Ao observarmos a pintura adjacente, no entanto, o olhar se choca com uma dubiedade. Vemos uma cena comovente: um pai lamenta o filho morto – será Zeus, o deus que após destronar seu pai e derrotar Titãs, é o soberano mais temido do Olimpo? No entorno, duas figuras aladas trazem o corpo – personificações míticas ou arcanjos? Mesmo a coroa de raios em torno da cabeça do deus, no modo como é representada, não deixa de ser ambígua ao demonstrar certa semelhança com uma auréola. Vamos à legenda, onde afinal lemos: Sarpédon. Estamos no Canto XVI da Ilíada de Homero. Enquanto gregos e troianos digladiam-se brutalmente, os deuses do Olimpo assistem ao teatro da tragédia humana: salvam seus guerreiros prediletos e deixam outros perecerem. Manipulam o destino ora favorecendo uns, ora castigando outros, e as razões por trás disso são, não raro, bem humanas: a ofensa à honra, o despertar do ciúme, a afronta ao status quo das deidades. Como nos esclarece o helenista norte-americano Bernard Knox (2011) em sua Introdução à Odisséia, a ira dos deuses recai frequentemente sobre os mortais, mesmo que não sejam culpados diretamente, e suas vidas devêm insignificantes quando o que está em jogo é o prestígio ou a sede de vingança de um deus poderoso. É precisamente um episódio como esse que tem palco no Canto XVI do poema.

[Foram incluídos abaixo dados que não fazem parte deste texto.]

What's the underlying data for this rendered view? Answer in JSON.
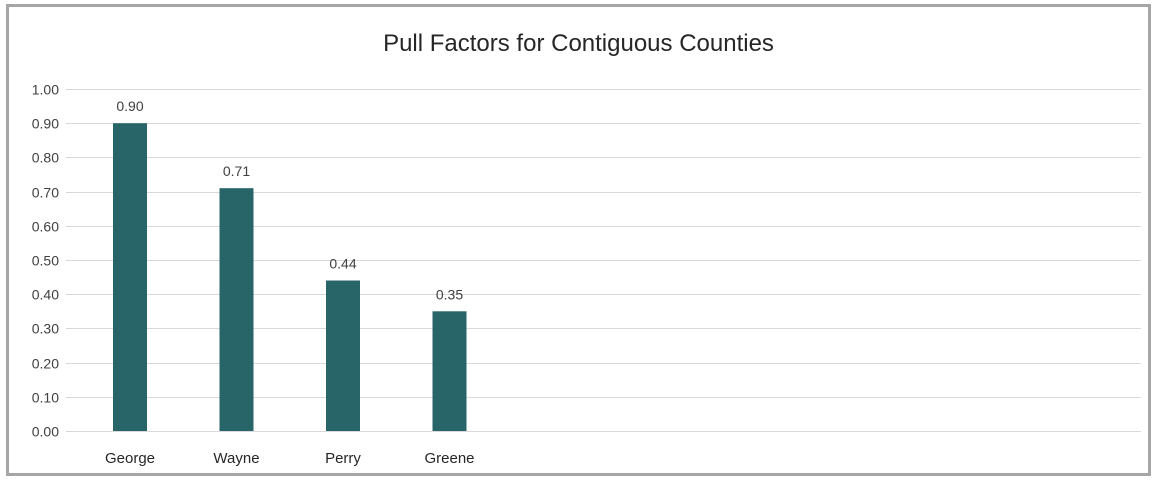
{
  "chart_data": {
    "type": "bar",
    "title": "Pull Factors for Contiguous Counties",
    "xlabel": "",
    "ylabel": "",
    "categories": [
      "George",
      "Wayne",
      "Perry",
      "Greene"
    ],
    "values": [
      0.9,
      0.71,
      0.44,
      0.35
    ],
    "data_labels": [
      "0.90",
      "0.71",
      "0.44",
      "0.35"
    ],
    "ylim": [
      0,
      1.0
    ],
    "y_ticks": [
      "0.00",
      "0.10",
      "0.20",
      "0.30",
      "0.40",
      "0.50",
      "0.60",
      "0.70",
      "0.80",
      "0.90",
      "1.00"
    ],
    "grid": true,
    "legend": "none",
    "colors": {
      "bar": "#286569",
      "grid": "#d9d9d9",
      "frame": "#a6a6a6"
    }
  }
}
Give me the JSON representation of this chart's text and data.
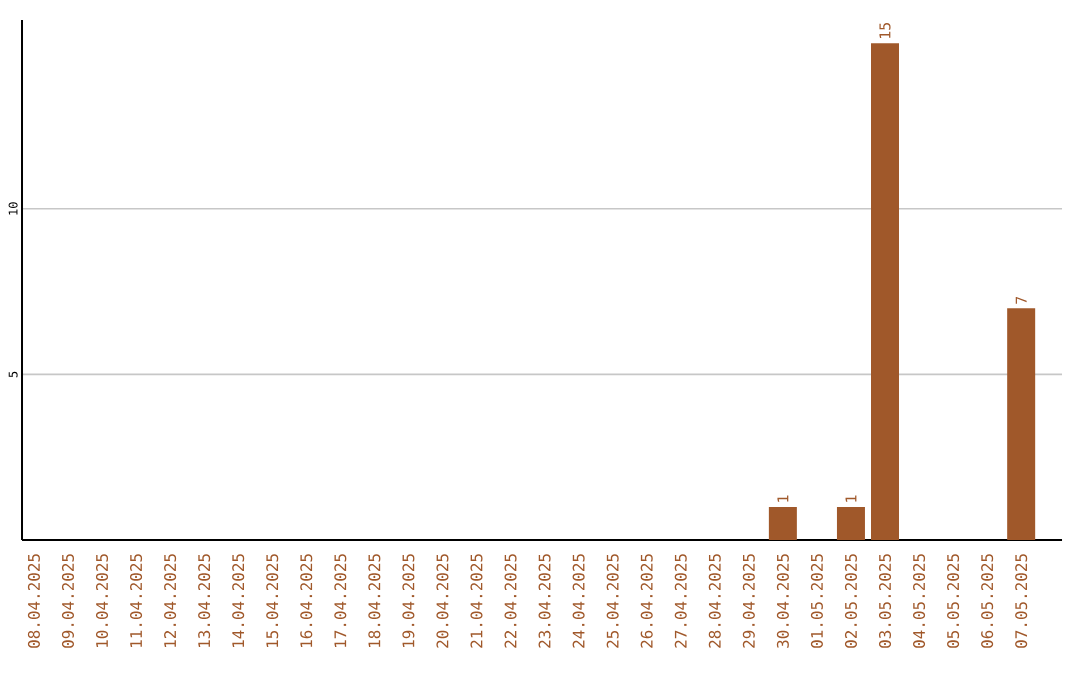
{
  "chart_data": {
    "type": "bar",
    "categories": [
      "08.04.2025",
      "09.04.2025",
      "10.04.2025",
      "11.04.2025",
      "12.04.2025",
      "13.04.2025",
      "14.04.2025",
      "15.04.2025",
      "16.04.2025",
      "17.04.2025",
      "18.04.2025",
      "19.04.2025",
      "20.04.2025",
      "21.04.2025",
      "22.04.2025",
      "23.04.2025",
      "24.04.2025",
      "25.04.2025",
      "26.04.2025",
      "27.04.2025",
      "28.04.2025",
      "29.04.2025",
      "30.04.2025",
      "01.05.2025",
      "02.05.2025",
      "03.05.2025",
      "04.05.2025",
      "05.05.2025",
      "06.05.2025",
      "07.05.2025"
    ],
    "values": [
      0,
      0,
      0,
      0,
      0,
      0,
      0,
      0,
      0,
      0,
      0,
      0,
      0,
      0,
      0,
      0,
      0,
      0,
      0,
      0,
      0,
      0,
      1,
      0,
      1,
      15,
      0,
      0,
      0,
      7
    ],
    "value_labels": [
      null,
      null,
      null,
      null,
      null,
      null,
      null,
      null,
      null,
      null,
      null,
      null,
      null,
      null,
      null,
      null,
      null,
      null,
      null,
      null,
      null,
      null,
      "1",
      null,
      "1",
      "15",
      null,
      null,
      null,
      "7"
    ],
    "color": "#a0582a",
    "ylim": [
      0,
      15.7
    ],
    "yticks": [
      5,
      10
    ],
    "grid": "y"
  }
}
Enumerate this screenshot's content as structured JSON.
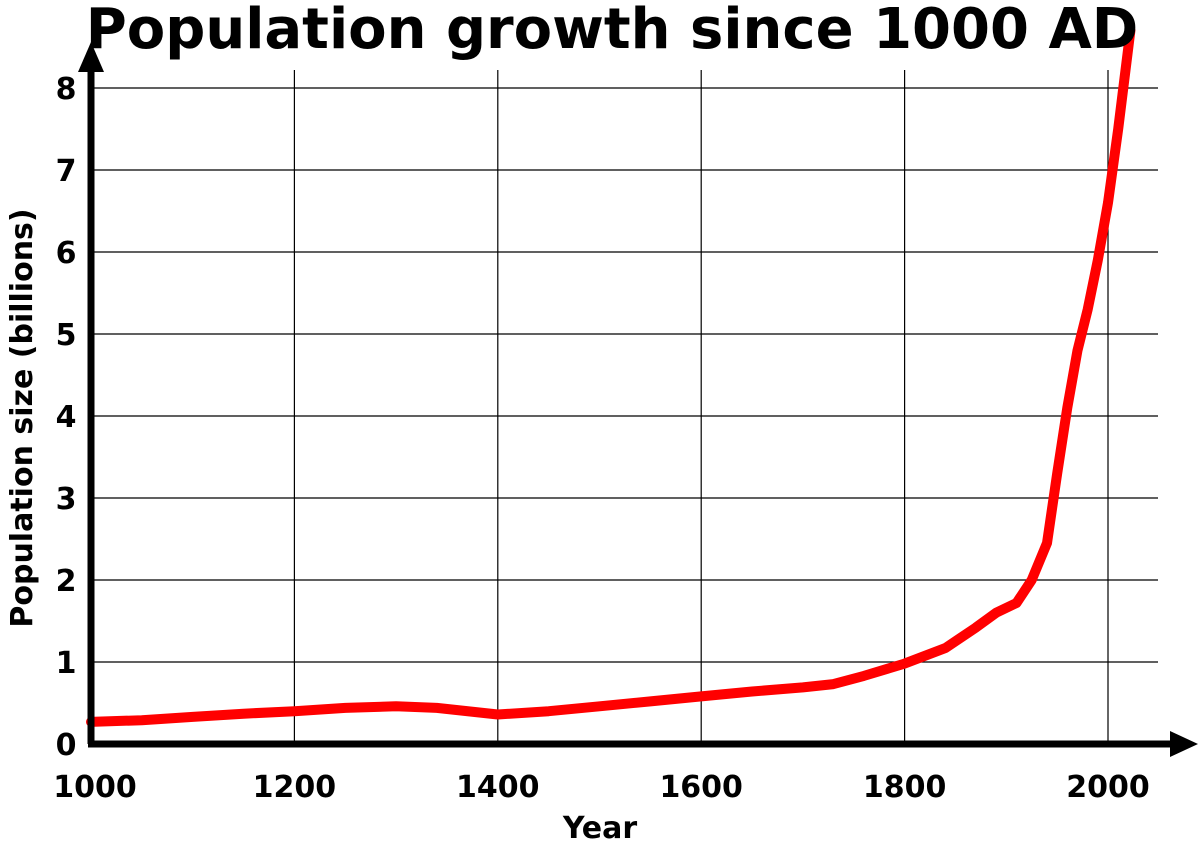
{
  "chart_data": {
    "type": "line",
    "title": "Population growth since 1000 AD",
    "xlabel": "Year",
    "ylabel": "Population size (billions)",
    "xlim": [
      1000,
      2000
    ],
    "ylim": [
      0,
      8
    ],
    "x_ticks": [
      1000,
      1200,
      1400,
      1600,
      1800,
      2000
    ],
    "y_ticks": [
      0,
      1,
      2,
      3,
      4,
      5,
      6,
      7,
      8
    ],
    "grid": true,
    "line_color": "#ff0000",
    "series": [
      {
        "x": [
          1000,
          1050,
          1100,
          1150,
          1200,
          1250,
          1300,
          1340,
          1400,
          1450,
          1500,
          1550,
          1600,
          1650,
          1700,
          1730,
          1760,
          1800,
          1840,
          1870,
          1890,
          1910,
          1925,
          1940,
          1950,
          1960,
          1970,
          1980,
          1990,
          2000,
          2010,
          2022
        ],
        "y": [
          0.27,
          0.29,
          0.33,
          0.37,
          0.4,
          0.44,
          0.46,
          0.44,
          0.36,
          0.4,
          0.46,
          0.52,
          0.58,
          0.64,
          0.69,
          0.73,
          0.83,
          0.98,
          1.17,
          1.42,
          1.6,
          1.72,
          2.0,
          2.45,
          3.3,
          4.1,
          4.8,
          5.3,
          5.9,
          6.6,
          7.5,
          8.7
        ]
      }
    ]
  }
}
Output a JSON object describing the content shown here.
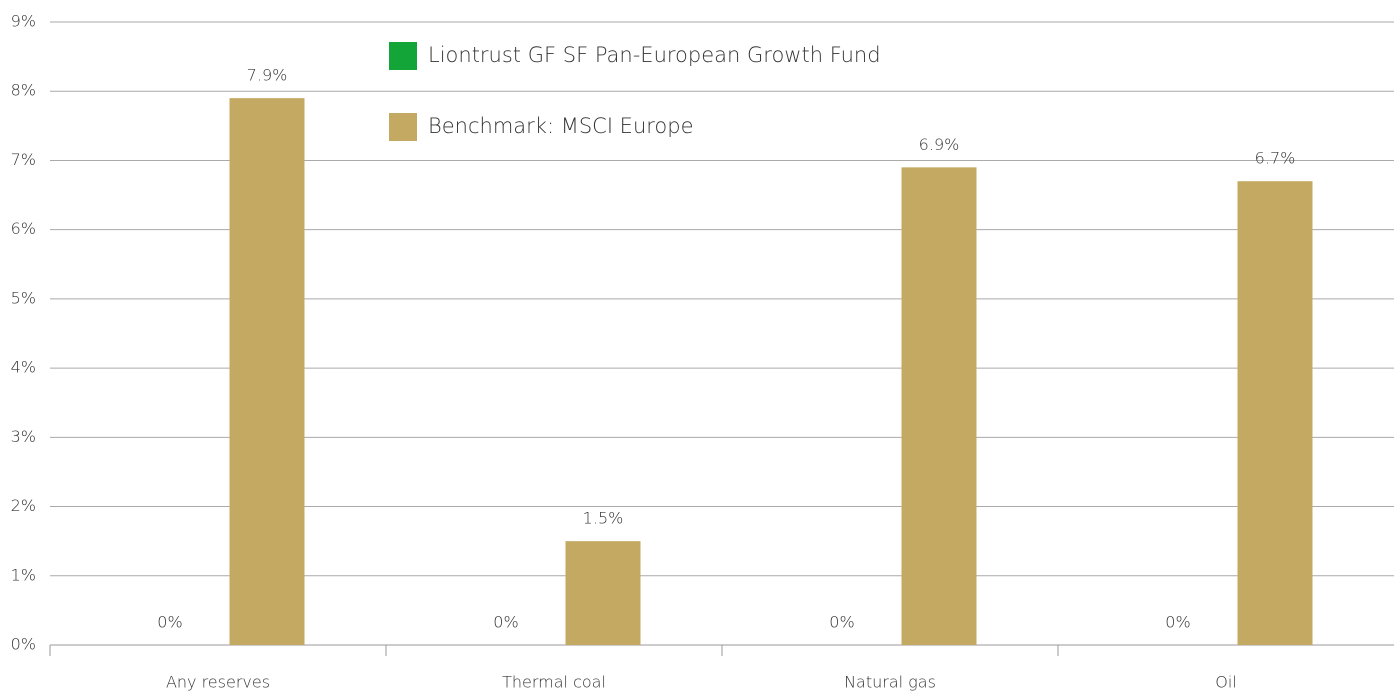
{
  "chart_data": {
    "type": "bar",
    "categories": [
      "Any reserves",
      "Thermal coal",
      "Natural gas",
      "Oil"
    ],
    "series": [
      {
        "name": "Liontrust GF SF Pan-European Growth Fund",
        "color": "#13a538",
        "values": [
          0,
          0,
          0,
          0
        ],
        "value_labels": [
          "0%",
          "0%",
          "0%",
          "0%"
        ]
      },
      {
        "name": "Benchmark: MSCI Europe",
        "color": "#c4a962",
        "values": [
          7.9,
          1.5,
          6.9,
          6.7
        ],
        "value_labels": [
          "7.9%",
          "1.5%",
          "6.9%",
          "6.7%"
        ]
      }
    ],
    "ylim": [
      0,
      9
    ],
    "yticks": [
      {
        "value": 0,
        "label": "0%"
      },
      {
        "value": 1,
        "label": "1%"
      },
      {
        "value": 2,
        "label": "2%"
      },
      {
        "value": 3,
        "label": "3%"
      },
      {
        "value": 4,
        "label": "4%"
      },
      {
        "value": 5,
        "label": "5%"
      },
      {
        "value": 6,
        "label": "6%"
      },
      {
        "value": 7,
        "label": "7%"
      },
      {
        "value": 8,
        "label": "8%"
      },
      {
        "value": 9,
        "label": "9%"
      }
    ],
    "grid": true
  }
}
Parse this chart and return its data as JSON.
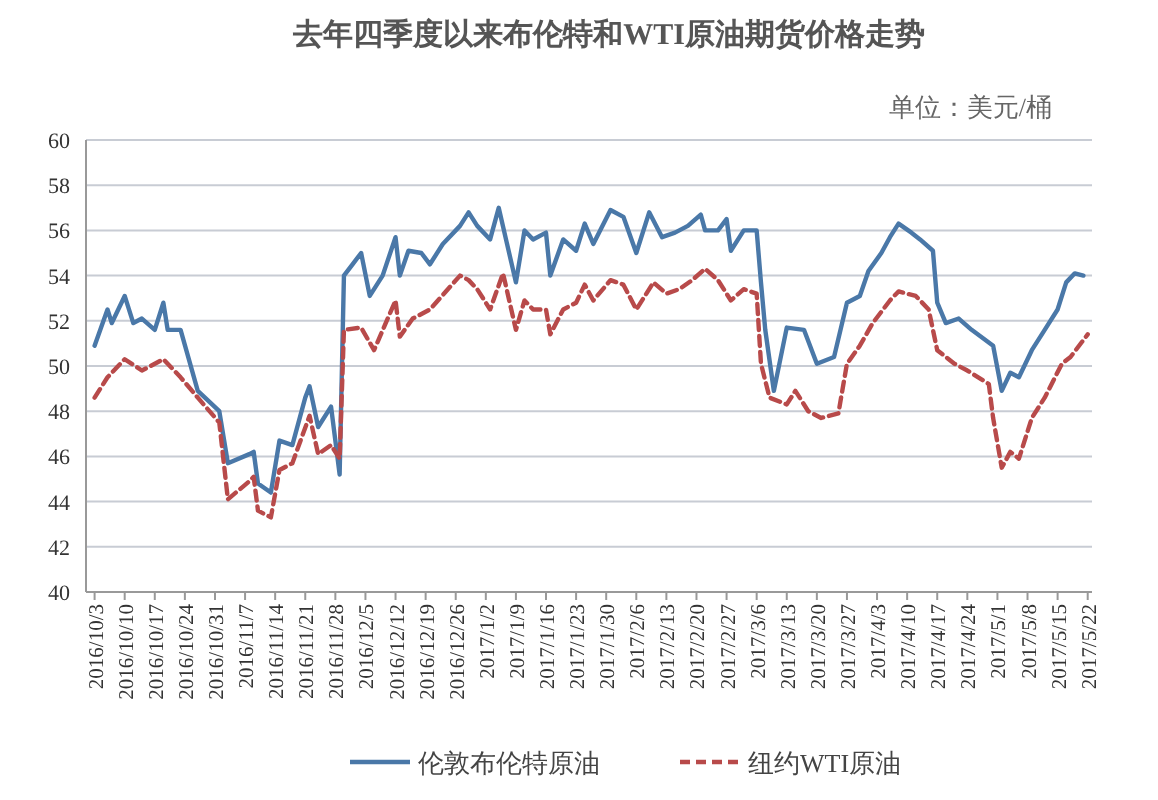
{
  "chart_data": {
    "type": "line",
    "title": "去年四季度以来布伦特和WTI原油期货价格走势",
    "annotations": [
      "单位：美元/桶"
    ],
    "xlim": [
      "2016-10-01",
      "2017-05-23"
    ],
    "ylim": [
      40,
      60
    ],
    "yticks": [
      40,
      42,
      44,
      46,
      48,
      50,
      52,
      54,
      56,
      58,
      60
    ],
    "xticks": [
      {
        "value": "2016-10-03",
        "label": "2016/10/3"
      },
      {
        "value": "2016-10-10",
        "label": "2016/10/10"
      },
      {
        "value": "2016-10-17",
        "label": "2016/10/17"
      },
      {
        "value": "2016-10-24",
        "label": "2016/10/24"
      },
      {
        "value": "2016-10-31",
        "label": "2016/10/31"
      },
      {
        "value": "2016-11-07",
        "label": "2016/11/7"
      },
      {
        "value": "2016-11-14",
        "label": "2016/11/14"
      },
      {
        "value": "2016-11-21",
        "label": "2016/11/21"
      },
      {
        "value": "2016-11-28",
        "label": "2016/11/28"
      },
      {
        "value": "2016-12-05",
        "label": "2016/12/5"
      },
      {
        "value": "2016-12-12",
        "label": "2016/12/12"
      },
      {
        "value": "2016-12-19",
        "label": "2016/12/19"
      },
      {
        "value": "2016-12-26",
        "label": "2016/12/26"
      },
      {
        "value": "2017-01-02",
        "label": "2017/1/2"
      },
      {
        "value": "2017-01-09",
        "label": "2017/1/9"
      },
      {
        "value": "2017-01-16",
        "label": "2017/1/16"
      },
      {
        "value": "2017-01-23",
        "label": "2017/1/23"
      },
      {
        "value": "2017-01-30",
        "label": "2017/1/30"
      },
      {
        "value": "2017-02-06",
        "label": "2017/2/6"
      },
      {
        "value": "2017-02-13",
        "label": "2017/2/13"
      },
      {
        "value": "2017-02-20",
        "label": "2017/2/20"
      },
      {
        "value": "2017-02-27",
        "label": "2017/2/27"
      },
      {
        "value": "2017-03-06",
        "label": "2017/3/6"
      },
      {
        "value": "2017-03-13",
        "label": "2017/3/13"
      },
      {
        "value": "2017-03-20",
        "label": "2017/3/20"
      },
      {
        "value": "2017-03-27",
        "label": "2017/3/27"
      },
      {
        "value": "2017-04-03",
        "label": "2017/4/3"
      },
      {
        "value": "2017-04-10",
        "label": "2017/4/10"
      },
      {
        "value": "2017-04-17",
        "label": "2017/4/17"
      },
      {
        "value": "2017-04-24",
        "label": "2017/4/24"
      },
      {
        "value": "2017-05-01",
        "label": "2017/5/1"
      },
      {
        "value": "2017-05-08",
        "label": "2017/5/8"
      },
      {
        "value": "2017-05-15",
        "label": "2017/5/15"
      },
      {
        "value": "2017-05-22",
        "label": "2017/5/22"
      }
    ],
    "grid": "y",
    "legend": "bottom",
    "marker": "none",
    "series": [
      {
        "name": "伦敦布伦特原油",
        "color": "#4a78a8",
        "line_style": "solid",
        "x": [
          "2016-10-03",
          "2016-10-06",
          "2016-10-07",
          "2016-10-10",
          "2016-10-12",
          "2016-10-14",
          "2016-10-17",
          "2016-10-19",
          "2016-10-20",
          "2016-10-23",
          "2016-10-27",
          "2016-11-01",
          "2016-11-03",
          "2016-11-08",
          "2016-11-09",
          "2016-11-10",
          "2016-11-13",
          "2016-11-15",
          "2016-11-18",
          "2016-11-21",
          "2016-11-22",
          "2016-11-24",
          "2016-11-27",
          "2016-11-29",
          "2016-11-30",
          "2016-12-02",
          "2016-12-04",
          "2016-12-06",
          "2016-12-09",
          "2016-12-12",
          "2016-12-13",
          "2016-12-15",
          "2016-12-18",
          "2016-12-20",
          "2016-12-23",
          "2016-12-27",
          "2016-12-29",
          "2016-12-31",
          "2017-01-03",
          "2017-01-05",
          "2017-01-09",
          "2017-01-11",
          "2017-01-13",
          "2017-01-16",
          "2017-01-17",
          "2017-01-20",
          "2017-01-23",
          "2017-01-25",
          "2017-01-27",
          "2017-01-31",
          "2017-02-03",
          "2017-02-06",
          "2017-02-09",
          "2017-02-12",
          "2017-02-15",
          "2017-02-18",
          "2017-02-21",
          "2017-02-22",
          "2017-02-25",
          "2017-02-27",
          "2017-02-28",
          "2017-03-03",
          "2017-03-06",
          "2017-03-07",
          "2017-03-08",
          "2017-03-10",
          "2017-03-13",
          "2017-03-17",
          "2017-03-20",
          "2017-03-24",
          "2017-03-27",
          "2017-03-30",
          "2017-04-01",
          "2017-04-04",
          "2017-04-06",
          "2017-04-08",
          "2017-04-11",
          "2017-04-13",
          "2017-04-16",
          "2017-04-17",
          "2017-04-19",
          "2017-04-22",
          "2017-04-25",
          "2017-04-30",
          "2017-05-02",
          "2017-05-04",
          "2017-05-06",
          "2017-05-09",
          "2017-05-12",
          "2017-05-15",
          "2017-05-17",
          "2017-05-19",
          "2017-05-21"
        ],
        "values": [
          50.9,
          52.5,
          51.9,
          53.1,
          51.9,
          52.1,
          51.6,
          52.8,
          51.6,
          51.6,
          48.9,
          48.0,
          45.7,
          46.1,
          46.2,
          44.8,
          44.4,
          46.7,
          46.5,
          48.6,
          49.1,
          47.3,
          48.2,
          45.2,
          54.0,
          54.5,
          55.0,
          53.1,
          54.0,
          55.7,
          54.0,
          55.1,
          55.0,
          54.5,
          55.4,
          56.2,
          56.8,
          56.2,
          55.6,
          57.0,
          53.7,
          56.0,
          55.6,
          55.9,
          54.0,
          55.6,
          55.1,
          56.3,
          55.4,
          56.9,
          56.6,
          55.0,
          56.8,
          55.7,
          55.9,
          56.2,
          56.7,
          56.0,
          56.0,
          56.5,
          55.1,
          56.0,
          56.0,
          53.7,
          51.6,
          48.9,
          51.7,
          51.6,
          50.1,
          50.4,
          52.8,
          53.1,
          54.2,
          55.0,
          55.7,
          56.3,
          55.9,
          55.6,
          55.1,
          52.8,
          51.9,
          52.1,
          51.6,
          50.9,
          48.9,
          49.7,
          49.5,
          50.7,
          51.6,
          52.5,
          53.7,
          54.1,
          54.0
        ]
      },
      {
        "name": "纽约WTI原油",
        "color": "#b84a4a",
        "line_style": "dashed",
        "x": [
          "2016-10-03",
          "2016-10-06",
          "2016-10-10",
          "2016-10-14",
          "2016-10-19",
          "2016-10-23",
          "2016-10-27",
          "2016-11-01",
          "2016-11-03",
          "2016-11-08",
          "2016-11-09",
          "2016-11-10",
          "2016-11-13",
          "2016-11-15",
          "2016-11-18",
          "2016-11-22",
          "2016-11-24",
          "2016-11-27",
          "2016-11-29",
          "2016-11-30",
          "2016-12-04",
          "2016-12-07",
          "2016-12-12",
          "2016-12-13",
          "2016-12-16",
          "2016-12-20",
          "2016-12-27",
          "2016-12-29",
          "2016-12-31",
          "2017-01-03",
          "2017-01-06",
          "2017-01-09",
          "2017-01-11",
          "2017-01-13",
          "2017-01-16",
          "2017-01-17",
          "2017-01-20",
          "2017-01-23",
          "2017-01-25",
          "2017-01-27",
          "2017-01-31",
          "2017-02-03",
          "2017-02-06",
          "2017-02-10",
          "2017-02-13",
          "2017-02-16",
          "2017-02-19",
          "2017-02-22",
          "2017-02-25",
          "2017-02-28",
          "2017-03-03",
          "2017-03-06",
          "2017-03-07",
          "2017-03-09",
          "2017-03-13",
          "2017-03-15",
          "2017-03-18",
          "2017-03-21",
          "2017-03-25",
          "2017-03-27",
          "2017-03-30",
          "2017-04-02",
          "2017-04-06",
          "2017-04-08",
          "2017-04-12",
          "2017-04-15",
          "2017-04-17",
          "2017-04-21",
          "2017-04-24",
          "2017-04-29",
          "2017-04-30",
          "2017-05-02",
          "2017-05-04",
          "2017-05-06",
          "2017-05-09",
          "2017-05-12",
          "2017-05-16",
          "2017-05-18",
          "2017-05-22"
        ],
        "values": [
          48.6,
          49.5,
          50.3,
          49.8,
          50.3,
          49.5,
          48.6,
          47.5,
          44.1,
          44.9,
          45.1,
          43.6,
          43.3,
          45.4,
          45.7,
          47.8,
          46.1,
          46.5,
          45.9,
          51.6,
          51.7,
          50.7,
          52.9,
          51.3,
          52.1,
          52.5,
          54.0,
          53.8,
          53.4,
          52.5,
          54.1,
          51.6,
          52.9,
          52.5,
          52.5,
          51.4,
          52.5,
          52.8,
          53.6,
          52.9,
          53.8,
          53.6,
          52.5,
          53.7,
          53.2,
          53.4,
          53.8,
          54.3,
          53.8,
          52.9,
          53.4,
          53.2,
          50.1,
          48.6,
          48.3,
          48.9,
          48.0,
          47.7,
          47.9,
          50.1,
          50.9,
          51.9,
          52.9,
          53.3,
          53.1,
          52.5,
          50.7,
          50.1,
          49.8,
          49.2,
          47.7,
          45.5,
          46.2,
          45.9,
          47.7,
          48.6,
          50.1,
          50.4,
          51.4
        ]
      }
    ]
  }
}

Na mitologia clássica, a deusa Hera, esposa traída e vingativa de Zeus, além de tomar partido dos gregos na batalha de Tróia, persegue amantes e filhos espúrios do marido em diversas narrativas mitológicas. O episódio mais conhecido é a morte de Héracles (filho de Zeus com Alcmena), cujo pano de fundo é semelhante ao do tema que Henri Lévy escolhe como referência para seu quadro: Sarpédon, lutando ao lado dos troianos e sendo, igualmente, filho de Zeus com a mortal Laodâmia1, é também vítima da ira da deusa, que urde seu fim convencendo Zeus a permitir que Pátroclo, o escudeiro do herói Aquiles, o derrote em batalha, como vemos nos seguintes versos (v. 433-61):

[Zeus]: “Dói-me que o mais caro entre os humanos, Sarpédon,
a Moira-Morte o dome sob as mãos de Pátroclo […]”
Então, olhos-de-toura, Hera augusta, lhe torna:
“Que palavras são essas, ó terribilíssimo
Croníade? Um ser mortal, […]
deixa que ele pereça no violento embate,
domado pelas mãos de Pátroclo Menécio.
Assim que a psiquê e o éon vital dele despeguem,
manda que a Morte, Tânatos, e Hipnos, o Sono,
o transportem de volta ao vasto país dos Lícios,
onde a família e amigos lhe darão […]
o tributo devotado aos mortos.”
Disse. E escutou-a o pai dos homens e dos deuses.
E choveu sobre a terra um orvalho de sangue,
honra ao filho dileto […].

No fragmento, além de um aspecto primordial da cultura grega arcaica – o apreço pelos ritos funerários do morto (moeda com a qual Hera argumenta com Zeus) –, notamos um ponto que nos é imprescindível: Zeus como o “terribilíssimo Croníade”2, ou aquele que uma vez detendo a supremacia, sendo o mais forte e temível deus do Olimpo, não deveria demonstrar hesitação diante da iminência da morte de um filho que teve com uma mortal. As passagens que demonstram a ira, o poder, e mesmo a força bruta de Zeus se proliferam pela Ilíada, e vale lembrar que a própria Hera, por ser sua esposa, desperta receio nas outras divindades ao lhes endereçar pedidos, os quais são atendidos devido ao tempo diante do poder de Zeus – como Afrodite, no Canto XIV, no episódio em que Hera lhe demanda seu cinto de sedução: “não posso, nem devo opor-me à tua palavra, pois dormes nos braços de Zeus poderosíssimo” (v. 211-13). Em seguida, no Canto XV, é a própria Hera que se vê coagida, quando Zeus, tendo sucumbido à sua sedução e percebendo as consequências de se distrair da guerra, a ameaça (v. 14-24):

[Zeus]: Maranha maligna
a tua, imanejável Hera, que fez Héctor
deter-se e pôs em fuga o exército. Por prêmio
dessas manhas maldosas, não sei se faço
antes colher açoites. Lembras quando, do alto,
te suspendi, aos pés, duas bigornas; às mãos
grilhetas inquebráveis, de ouro? Em meio às nuvens,
no éter, pendias. Os deuses no Olimpo se iravam:
não te podiam soltar, […]
aquele que o tentasse, do limiar do céu
o arremessava à terra, já sem forças, frouxo.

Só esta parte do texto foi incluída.